Le plus vieux marché humide de Hong Kong, coincé entre les tours de verre de Central, qui vend encore des légumes depuis des charrettes en bois comme il le fait depuis les années 1840.
J’ai trouvé Graham Street par hasard, en coupant à travers Central pour aller ailleurs, et je me suis arrêté si brusquement qu’un homme portant deux caisses de brocoli chinois a failli me rentrer dedans. Un pâté de maisons plus tôt, j’étais entouré de banques. Ici, la rue se resserrait en un corridor d’étals vendant du poisson vivant dans des bacs aérés, des poulets encore emplumés suspendus par les pattes, des monticules de gingembre et de choy sum, et des fruits empilés en pyramides assez précises pour rendre un ingénieur jaloux. Graham Street est un marché depuis les années 1840, ce qui le rend plus ancien que la plupart des immeubles qui le surplombent aujourd’hui, et il a survécu à plusieurs tentatives de réaménagement par pure et têtue utilité.

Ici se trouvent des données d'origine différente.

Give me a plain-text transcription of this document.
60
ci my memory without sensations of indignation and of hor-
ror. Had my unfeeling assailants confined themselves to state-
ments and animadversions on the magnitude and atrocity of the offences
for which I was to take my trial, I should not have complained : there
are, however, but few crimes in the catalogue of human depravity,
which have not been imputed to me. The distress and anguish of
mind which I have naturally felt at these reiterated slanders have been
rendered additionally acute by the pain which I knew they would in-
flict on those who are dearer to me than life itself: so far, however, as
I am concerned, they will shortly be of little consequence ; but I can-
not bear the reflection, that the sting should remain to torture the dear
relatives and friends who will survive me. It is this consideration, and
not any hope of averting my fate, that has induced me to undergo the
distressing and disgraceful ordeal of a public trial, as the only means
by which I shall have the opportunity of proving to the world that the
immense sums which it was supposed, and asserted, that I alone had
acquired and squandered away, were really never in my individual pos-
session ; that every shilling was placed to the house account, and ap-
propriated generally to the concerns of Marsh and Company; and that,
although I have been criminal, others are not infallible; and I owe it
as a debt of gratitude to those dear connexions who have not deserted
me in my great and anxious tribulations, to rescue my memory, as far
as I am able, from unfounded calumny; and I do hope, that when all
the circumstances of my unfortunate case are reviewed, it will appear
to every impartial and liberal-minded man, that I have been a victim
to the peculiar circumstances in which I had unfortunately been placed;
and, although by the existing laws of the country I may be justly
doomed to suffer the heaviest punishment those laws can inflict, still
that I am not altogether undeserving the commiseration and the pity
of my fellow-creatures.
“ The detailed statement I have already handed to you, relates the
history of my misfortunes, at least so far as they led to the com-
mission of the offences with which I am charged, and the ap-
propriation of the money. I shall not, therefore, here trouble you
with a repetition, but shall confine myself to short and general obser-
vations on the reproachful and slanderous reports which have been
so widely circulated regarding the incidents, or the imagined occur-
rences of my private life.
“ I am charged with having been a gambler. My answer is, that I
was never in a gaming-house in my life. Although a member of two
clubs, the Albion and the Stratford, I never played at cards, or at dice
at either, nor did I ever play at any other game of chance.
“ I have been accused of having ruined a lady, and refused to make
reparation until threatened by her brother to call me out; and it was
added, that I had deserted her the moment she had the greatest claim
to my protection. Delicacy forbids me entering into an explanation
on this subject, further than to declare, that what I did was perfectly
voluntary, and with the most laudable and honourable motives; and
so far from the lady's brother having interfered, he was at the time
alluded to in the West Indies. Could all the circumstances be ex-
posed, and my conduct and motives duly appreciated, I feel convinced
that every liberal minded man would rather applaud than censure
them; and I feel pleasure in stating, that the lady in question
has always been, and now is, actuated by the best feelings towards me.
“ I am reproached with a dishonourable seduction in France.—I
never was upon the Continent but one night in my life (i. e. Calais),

Ce qui m’a frappé, c’est la compression de tout ça — le marché s’étend sur peut-être deux cents mètres, mais chaque mètre fait quelque chose de différent. Des bouchers maniant leurs couperets si vite que je n’arrivais pas à suivre les gestes. Un étal ne vendant que des champignons séchés et des herbes dans des bocaux en verre, le propriétaire pesant les portions sur une balance à main qui semblait plus vieille que moi. Des poissonniers gardant leur pêche vivante dans des bassins peu profonds jusqu’au moment de la vente, parce qu’à Hong Kong “frais” n’est pas un argument marketing, c’est une exigence de base. J’ai acheté un sac de litchis à une femme qui en a épluché un pour moi afin de prouver qu’ils étaient bons, sans que je lui aie rien demandé, avant même que j’aie dit un mot sur l’idée d’acheter quoi que ce soit.
Le marché survit aujourd’hui coincé entre deux forces qui auraient dû le tuer depuis des décennies — les chaînes de supermarchés qui dominent le reste de la ville, et les promoteurs immobiliers qui aimeraient beaucoup récupérer ce terrain pour construire quelque chose de plus haut. Il persiste parce que les résidents plus âgés de Central et des Mid-Levels y font encore leurs courses quotidiennement, et parce que la qualité surpasse réellement l’alternative du supermarché. Lia et moi sommes revenus un second matin juste pour acheter les ingrédients d’un dîner qu’on a cuisiné dans la petite kitchenette de notre hôtel, et tout l’achat nous a coûté moins cher qu’une seule entrée dans un restaurant à quelques rues de là.

Les ruelles alentour — Peel Street et Gage Street — prolongent la portée du marché avec des boutiques de produits secs, quelques cha chaan tengs où les travailleurs du marché mangent entre deux services, et parfois un étal d’encens niché derrière une charrette de légumes comme s’il avait erré depuis un autre siècle. On peut le traverser en quinze minutes. Il vaut mieux y consacrer une heure et vraiment observer comment se passent les transactions — les raccourcis, la confiance, l’absence totale de quiconque essayant de vous vendre un souvenir.
Quand y aller : Tôt le matin, idéalement avant 9h, quand les produits sont les plus frais et que le marché tourne à plein régime plutôt que de ralentir en fin de journée. Les dimanches sont plus calmes car beaucoup d’étals ferment ou réduisent leurs horaires.